Widgets are reactive, meaning that they automatically update in response to changes in upstream widgets they depend on. In other words, the downstream data transformation will just run, without you having to click the “Run” button explicitly.

For instance, consider a scenario where you use a file selector widget to load a file. If you have a subsequent dropdown widget designed to display values from a specific column in that file, it will dynamically update its list of options whenever the file in the file selector widget changes. This reactive behavior ensures that the widgets remain synchronized and relevant to the current data context.

Example:

# Data Transformation cell 1
from lplots.widgets.ldata import w_ldata_picker
import pandas as pd

# Select a CSV file using the widget
csv = w_ldata_picker(label="Condition CSV", default="latch:///welcome/deseq2/conditions.csv")
# Data Transformation cell 2

# Read the selected file into a Pandas DataFrame
df = pd.read_csv(csv.value.download())

options = w_select(label="Select the condition of interest:", options=list(df["Condition"]))
Important: To enforce the reactive behavior, observe how csv.value is used in the second data transformation block, rather than in the initial block. This setup is crucial because it allows changes in csv.value to trigger the automatic execution of the subsequent data transformation cell.

Visualization

In addition to Data Transformation blocks, scientists can also add Visualization blocks that plot from a file on Latch Data, a table in Registry, or an output table from a previous Data Transformation.
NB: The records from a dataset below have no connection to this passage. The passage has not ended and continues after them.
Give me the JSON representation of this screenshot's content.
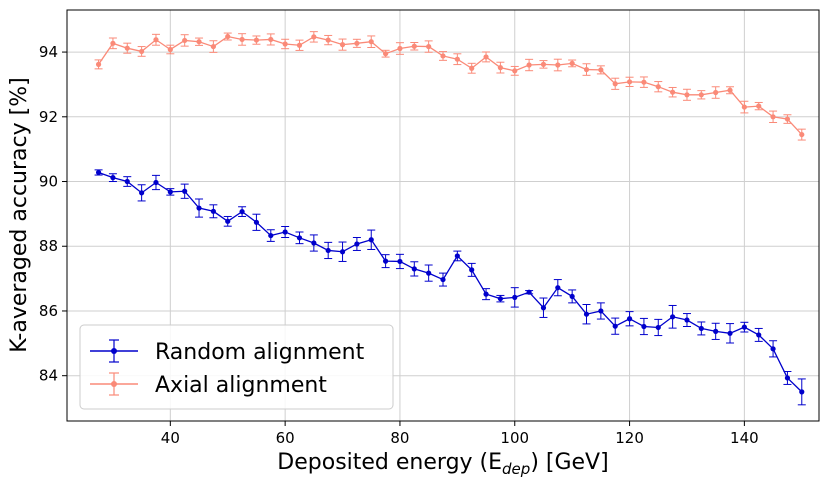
{
  "chart_data": {
    "type": "line",
    "title": "",
    "xlabel": "Deposited energy (E",
    "xlabel_sub": "dep",
    "xlabel_suffix": ") [GeV]",
    "ylabel": "K-averaged accuracy [%]",
    "xlim": [
      22,
      153
    ],
    "ylim": [
      82.6,
      95.3
    ],
    "xticks": [
      40,
      60,
      80,
      100,
      120,
      140
    ],
    "yticks": [
      84,
      86,
      88,
      90,
      92,
      94
    ],
    "grid": true,
    "legend_position": "bottom-left",
    "x": [
      27.5,
      30,
      32.5,
      35,
      37.5,
      40,
      42.5,
      45,
      47.5,
      50,
      52.5,
      55,
      57.5,
      60,
      62.5,
      65,
      67.5,
      70,
      72.5,
      75,
      77.5,
      80,
      82.5,
      85,
      87.5,
      90,
      92.5,
      95,
      97.5,
      100,
      102.5,
      105,
      107.5,
      110,
      112.5,
      115,
      117.5,
      120,
      122.5,
      125,
      127.5,
      130,
      132.5,
      135,
      137.5,
      140,
      142.5,
      145,
      147.5,
      150
    ],
    "series": [
      {
        "name": "Random alignment",
        "color": "#0000cc",
        "values": [
          90.28,
          90.12,
          90.0,
          89.65,
          89.97,
          89.68,
          89.7,
          89.18,
          89.08,
          88.77,
          89.07,
          88.74,
          88.33,
          88.44,
          88.26,
          88.1,
          87.87,
          87.83,
          88.07,
          88.2,
          87.54,
          87.53,
          87.3,
          87.17,
          86.97,
          87.7,
          87.27,
          86.52,
          86.38,
          86.42,
          86.58,
          86.1,
          86.72,
          86.45,
          85.9,
          86.0,
          85.53,
          85.76,
          85.52,
          85.49,
          85.82,
          85.72,
          85.46,
          85.37,
          85.31,
          85.5,
          85.26,
          84.83,
          83.93,
          83.5
        ],
        "errors": [
          0.08,
          0.12,
          0.15,
          0.25,
          0.22,
          0.1,
          0.22,
          0.28,
          0.2,
          0.15,
          0.15,
          0.25,
          0.18,
          0.17,
          0.18,
          0.25,
          0.25,
          0.3,
          0.2,
          0.3,
          0.2,
          0.22,
          0.22,
          0.25,
          0.2,
          0.15,
          0.2,
          0.17,
          0.1,
          0.3,
          0.05,
          0.3,
          0.25,
          0.2,
          0.3,
          0.25,
          0.25,
          0.22,
          0.25,
          0.25,
          0.35,
          0.2,
          0.2,
          0.25,
          0.3,
          0.15,
          0.2,
          0.25,
          0.2,
          0.4
        ]
      },
      {
        "name": "Axial alignment",
        "color": "#fa8a78",
        "values": [
          93.62,
          94.27,
          94.12,
          94.02,
          94.38,
          94.08,
          94.36,
          94.32,
          94.17,
          94.48,
          94.39,
          94.37,
          94.39,
          94.25,
          94.21,
          94.47,
          94.37,
          94.23,
          94.27,
          94.32,
          93.95,
          94.11,
          94.18,
          94.17,
          93.88,
          93.78,
          93.5,
          93.85,
          93.52,
          93.42,
          93.6,
          93.62,
          93.6,
          93.65,
          93.46,
          93.45,
          93.02,
          93.08,
          93.07,
          92.93,
          92.76,
          92.68,
          92.68,
          92.75,
          92.82,
          92.3,
          92.33,
          92.0,
          91.93,
          91.45
        ]
      }
    ]
  },
  "legend": {
    "random_label": "Random alignment",
    "axial_label": "Axial alignment"
  }
}
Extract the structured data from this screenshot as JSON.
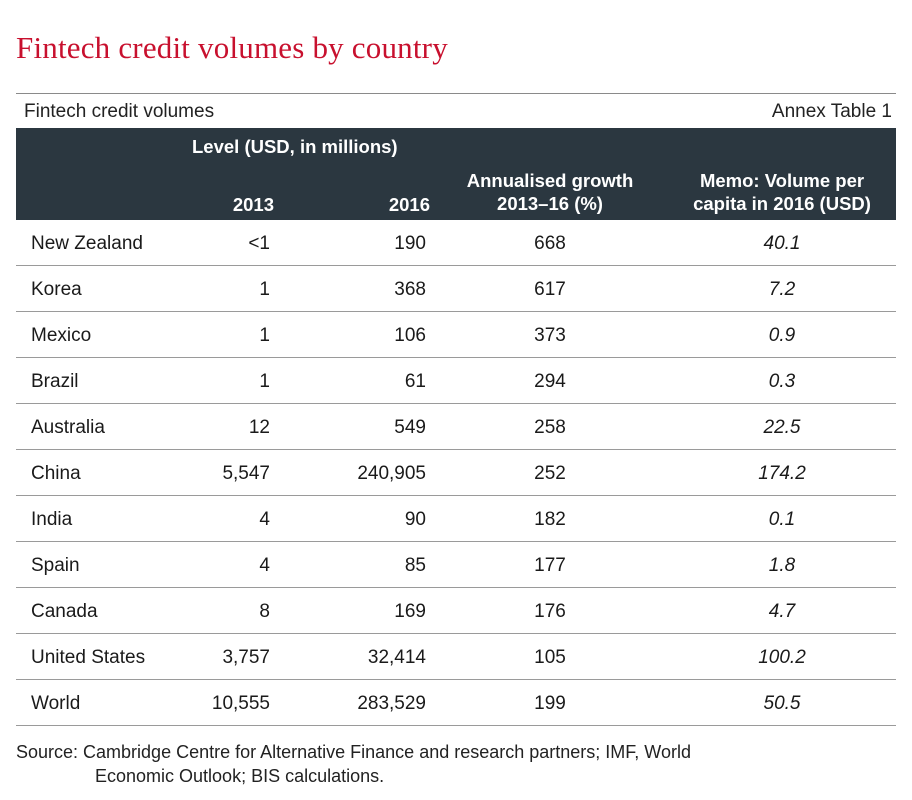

  • Plot types: Currently, scatter, line, bar, box, and violin plots are supported. Support for additional plot types can be rapidly added on a case-by-case basis. Please reach out to hannah@latch.bio if you have a new plot type in mind!
  • Interactivity: All plots are interactive, which means you can hover, zoom, pan, as well as adjust the limits for X and Y axes.
  • Faceting: Facilitate comparative analysis by creating multiple synchronized plots from a single dataset. Simply select a categorical variable, and the system will automatically generate a series of plots side by side, each representing a category from the selected variable.
  • Point labels: Check the desired columns to show specific data points as labels when you hover over any part of the plot.
  • Color by: Automatically change the color of various groups on the same plot by assigning a column to color by.